Reported Outages

chi@uc outage

Resolved Posted by Michael Sherman on November 09, 2022
Outage start Wednesday, November 09, 2022 3:03 p.m.
Expected end Wednesday, November 09, 2022 10 p.m.

10pm CT: This is now resolved.


Due to a disk failure, we need to restart the management node running CHI@UC.

Scheduled maintenance on authentication systems

Resolved Posted by Adam Cooper on November 02, 2022
Outage start Monday, December 05, 2022 9 a.m.
Expected end Monday, December 05, 2022 10 a.m.

We will be bringing down our authentication system for about an hour at 9 AM CT on December 5th for scheduled maintenance. If there are any conflicts with your deadlines, please contact us immediately.

CHI@UC server error

Resolved Posted by Mark Powers on October 27, 2022
Outage start Thursday, October 27, 2022 8 a.m.
Expected end Thursday, October 27, 2022 9:35 a.m.

UPDATE: Services are now working as expected. Please contact the help desk if you encounter any issues.


Requests to CHI@UC are not working. Running experiments should be unaffected.  

CHI@TACC Certificate Issue

Resolved Posted by Cody Hammock on October 20, 2022
Outage start Thursday, October 20, 2022 10 a.m.
Expected end Thursday, October 20, 2022 10:50 a.m.

Due to an issue with SSL certificate generation, CHI@TACC was unavailable between 10:00am and 10:50am Central Time. Running instances were not affected.

New instances failing to provision at CHI@UC

Resolved Posted by Adam Cooper on October 12, 2022
Outage start Wednesday, October 12, 2022 3 p.m.
Expected end Thursday, October 13, 2022 5:32 p.m.

Nodes at UC are currently failing to provision due to an issue communicating with the switches’ control plane, staff are investigating.

CHI@TACC Skylake nodes unavailable

Resolved Posted by Cody Hammock on September 29, 2022
Outage start Wednesday, September 28, 2022 1 p.m.
Expected end Monday, October 17, 2022 7:49 a.m.

Resolved: The failed switch has been replaced, and nodes are once again available.

Due to hardware issues with a swtich, The Skylake compute nodes for CHI@TACC are currently unavailable. Staff are working to restore connectivity for these nodes.
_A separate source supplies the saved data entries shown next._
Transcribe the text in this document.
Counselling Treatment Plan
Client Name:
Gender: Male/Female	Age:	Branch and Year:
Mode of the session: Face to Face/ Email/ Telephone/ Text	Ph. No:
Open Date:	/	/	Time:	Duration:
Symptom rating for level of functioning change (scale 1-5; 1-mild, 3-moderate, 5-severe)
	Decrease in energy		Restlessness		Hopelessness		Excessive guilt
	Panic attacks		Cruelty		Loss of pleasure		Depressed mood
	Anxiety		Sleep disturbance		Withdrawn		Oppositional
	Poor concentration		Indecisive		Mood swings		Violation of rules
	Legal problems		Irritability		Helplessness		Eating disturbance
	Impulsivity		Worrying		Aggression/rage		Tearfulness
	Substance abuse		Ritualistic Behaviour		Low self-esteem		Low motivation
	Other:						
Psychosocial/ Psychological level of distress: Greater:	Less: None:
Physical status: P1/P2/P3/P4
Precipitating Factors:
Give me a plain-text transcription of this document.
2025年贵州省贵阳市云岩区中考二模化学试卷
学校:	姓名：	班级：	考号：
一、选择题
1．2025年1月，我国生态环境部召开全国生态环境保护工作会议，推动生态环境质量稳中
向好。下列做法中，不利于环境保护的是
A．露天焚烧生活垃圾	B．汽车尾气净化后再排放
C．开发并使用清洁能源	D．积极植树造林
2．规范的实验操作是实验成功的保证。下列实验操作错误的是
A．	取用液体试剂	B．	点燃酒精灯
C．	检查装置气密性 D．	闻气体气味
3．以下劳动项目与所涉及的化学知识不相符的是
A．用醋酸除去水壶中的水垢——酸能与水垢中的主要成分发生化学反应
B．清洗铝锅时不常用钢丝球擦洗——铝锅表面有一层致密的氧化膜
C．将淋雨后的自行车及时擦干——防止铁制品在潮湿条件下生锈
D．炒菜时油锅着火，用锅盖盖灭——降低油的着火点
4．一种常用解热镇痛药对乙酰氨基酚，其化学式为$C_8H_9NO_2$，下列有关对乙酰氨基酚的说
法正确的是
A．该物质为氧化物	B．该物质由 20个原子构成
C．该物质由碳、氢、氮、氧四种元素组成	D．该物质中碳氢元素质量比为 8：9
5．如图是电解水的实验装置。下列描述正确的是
TACC and Authentication Scheduled Maintenance

Resolved Posted by Adam Cooper on September 16, 2022
Outage start Monday, September 26, 2022 11 a.m.
Expected end Monday, September 26, 2022 12 p.m.

The TACC site and our authentication system will be down for scheduled maintenance for an hour on September 26th. 

Authentication issues affecting some users

Resolved Posted by Michael Sherman on September 12, 2022
Outage start Saturday, September 10, 2022 12 p.m.
Expected end Monday, September 12, 2022 6 p.m.

This has been resolved: Users receiving "No active allocations" in error can fix it by logging out and back in.

Chameleon Portal, CHI@TACC, KVM@TACC, and CHI@EDGE networking outage

Resolved Posted by Mark Powers on September 02, 2022
Outage start Friday, September 02, 2022 10:46 a.m.
Expected end Friday, September 02, 2022 3:04 p.m.

UPDATE: All services should now be working as expected

---

Due to a networking issue at TACC, Chameleon’s portal, CHI@TACC, KVM@TACC, and CHI@EDGE are currently unavailable. 
This affects site access as well as already running resources. Site networking staff are investigating, but there is no ETA
for resolution at this time.
 

Object Store at UC currently unavailable

Resolved Posted by Michael Sherman on August 24, 2022
Outage start Wednesday, August 24, 2022 5:22 p.m.
Expected end Thursday, August 25, 2022 10:52 a.m.

The outage is resolved, and the object store is available again.

A rebalancing operation in the underlying storage cluster caused higher than normal I/O, and pushed some of the storage nodes into an unstable state. The node configuration has been tuned to prevent this instability from recurring.